A vivir la comunión en la comunidad

– Vivir la fe en comunidad, acentuando la pertenencia a la Iglesia, Cuerpo de Cristo y Pueblo de Dios.

– Lograr comunidades vivas, en las que niños, jóvenes y adultos ahonden su compromiso con el Señor, crezcan y se formen profundizando la Palabra de Dios, celebren el misterio pascual y vivan la intimidad con Dios en la oración personal y comunitaria.

– Impulsar una conversión pastoral en nuestras diócesis y parroquias, pasando de una pastoral de conservación a parroquias misioneras.

– Revitalizar la pastoral de conjunto y pastoral orgánica en las diócesis y parroquias, como consecuencia de una Iglesia en comunión que prioriza la Misión Permanente.

– Constituirnos en agentes evangelizadores de nuestras propias familias, alentando una vida plena basada en el diálogo fraterno, la solidaridad, la escucha sincera, la comprensión, la unidad, la oración y el amor incondicional.

– Formar a misioneros y misioneras comprometidos que estén dispuestos a contagiar su entusiasmo y compromiso, saliendo al encuentro del hermano más allá de las fronteras (Ad gentes) y creando estrategias de evangelización para los más alejados y en los nuevos areópagos de la misión.

A vivir la caridad

– Fortalecer la educación en la fe en el ámbito familiar, con procesos de iniciación cristiana y formación permanente y creativa de los bautizados.

– Vivir y poner en práctica la opción por los pobres al estilo de Jesús.

– Asumir los Medios de Comunicación y nuevas tecnologías que, al ser evangelizados, son instrumentos preciosos para llegar con un anuncio creativo de la Buena Nueva a los jóvenes y a las nuevas culturas.

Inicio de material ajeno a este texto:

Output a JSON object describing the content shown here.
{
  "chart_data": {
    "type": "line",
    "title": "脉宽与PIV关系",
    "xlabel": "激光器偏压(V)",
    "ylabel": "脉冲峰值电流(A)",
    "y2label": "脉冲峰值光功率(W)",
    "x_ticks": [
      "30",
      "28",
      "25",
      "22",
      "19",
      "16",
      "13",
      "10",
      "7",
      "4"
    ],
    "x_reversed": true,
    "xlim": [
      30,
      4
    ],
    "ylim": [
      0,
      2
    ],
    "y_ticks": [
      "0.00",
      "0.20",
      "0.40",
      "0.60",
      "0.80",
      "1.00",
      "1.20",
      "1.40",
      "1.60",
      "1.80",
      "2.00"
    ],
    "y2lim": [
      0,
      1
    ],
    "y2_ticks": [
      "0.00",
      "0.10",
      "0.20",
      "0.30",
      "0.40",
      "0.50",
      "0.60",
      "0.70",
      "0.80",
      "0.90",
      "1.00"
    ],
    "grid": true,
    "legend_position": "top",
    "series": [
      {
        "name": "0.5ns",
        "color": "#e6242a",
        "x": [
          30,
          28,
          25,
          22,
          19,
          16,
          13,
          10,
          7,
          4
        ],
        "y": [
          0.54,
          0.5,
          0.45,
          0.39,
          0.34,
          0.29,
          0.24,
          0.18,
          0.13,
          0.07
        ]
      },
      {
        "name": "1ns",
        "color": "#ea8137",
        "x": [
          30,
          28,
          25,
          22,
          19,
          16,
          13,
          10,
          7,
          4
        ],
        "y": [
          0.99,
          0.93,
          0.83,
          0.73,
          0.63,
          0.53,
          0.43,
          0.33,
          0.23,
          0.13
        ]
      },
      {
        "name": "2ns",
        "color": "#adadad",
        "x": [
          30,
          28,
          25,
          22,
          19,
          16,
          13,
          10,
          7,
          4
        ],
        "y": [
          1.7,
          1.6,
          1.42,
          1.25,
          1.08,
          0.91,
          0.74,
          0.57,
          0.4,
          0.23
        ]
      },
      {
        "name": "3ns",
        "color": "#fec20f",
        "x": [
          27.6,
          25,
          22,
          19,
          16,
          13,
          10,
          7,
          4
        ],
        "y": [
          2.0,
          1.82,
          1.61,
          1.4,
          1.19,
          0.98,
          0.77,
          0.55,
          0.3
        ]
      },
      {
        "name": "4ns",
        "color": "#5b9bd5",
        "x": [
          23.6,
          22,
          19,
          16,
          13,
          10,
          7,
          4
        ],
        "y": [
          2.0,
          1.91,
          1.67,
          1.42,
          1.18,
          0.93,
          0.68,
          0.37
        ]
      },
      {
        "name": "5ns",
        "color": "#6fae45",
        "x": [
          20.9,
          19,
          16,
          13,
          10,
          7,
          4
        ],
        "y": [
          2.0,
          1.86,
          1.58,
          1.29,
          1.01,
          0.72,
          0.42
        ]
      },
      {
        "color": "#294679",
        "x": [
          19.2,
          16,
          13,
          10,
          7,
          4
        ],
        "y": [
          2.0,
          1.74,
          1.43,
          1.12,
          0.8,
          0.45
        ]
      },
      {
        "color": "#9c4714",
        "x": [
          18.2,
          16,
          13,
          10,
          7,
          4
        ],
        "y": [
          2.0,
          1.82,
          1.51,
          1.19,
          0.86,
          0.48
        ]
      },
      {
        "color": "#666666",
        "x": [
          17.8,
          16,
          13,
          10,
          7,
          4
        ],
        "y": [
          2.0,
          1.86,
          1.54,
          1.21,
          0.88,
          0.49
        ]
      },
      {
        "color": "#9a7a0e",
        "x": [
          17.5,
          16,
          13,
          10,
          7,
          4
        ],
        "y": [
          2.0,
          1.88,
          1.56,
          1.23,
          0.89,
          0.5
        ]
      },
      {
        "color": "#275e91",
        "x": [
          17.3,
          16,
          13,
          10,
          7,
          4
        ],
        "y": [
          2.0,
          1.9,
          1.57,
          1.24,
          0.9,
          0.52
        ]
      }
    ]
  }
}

– Testimoniar nuestra fe con la vida y las obras. Por eso, el primer paso es la conversión personal que se expresa en el testimonio de vida, en la familia, en el trabajo, en la política y en el sindicato. El segundo paso es retomar con fuerza la opción preferencial, no excluyente, por los pobres, humildes, necesitados y sectores en situación vulnerable.

– Trabajar en la Misión por los pobres y con los pobres, asumiendo con claridad nuestro compromiso social, denunciando las estructuras de muerte y creando estructuras de vida, siendo buenos samaritanos y buscando una incidencia en el mundo de la política, en la economía, la cultura y los Medios de Comunicación Social.

– Adherirnos a las iniciativas de la “Alianza por la creación” para el cuidado responsable del medio ambiente, como el mejor patrimonio que hay que salvaguardar para las nuevas generaciones.

– Asumir las pastorales específicas (educación, salud, niños, jóvenes, familia, cárceles, movilidad humana, etc.…) como expresión de gratuidad de la persona y de la comunidad que, enriquecida por la experiencia del encuentro con Jesús, va al encuentro con los hermanos más pobres. Para eso es necesario renovar y formar, de manera permanente, a los agentes pastorales.

– Acompañar a los movimientos sociales, a los pueblos originarios, indígenas y afro bolivianos.

Damos gracias a Dios que quiere e involucra a cada uno de nosotros y a cada comunidad de fe en el servicio de la misión. Somos llamados a ser una Iglesia Profética, discípula y misionera. Con alegría asumimos el compromiso de llegar a toda la realidad humana con respuestas concretas, porque construir un mundo sin Dios es empobrecer al hombre y a la sociedad. Solo Dios es fuente de vida plena para todos.

Santa Cruz de la Sierra, de 26 a 30 de junio de 2013.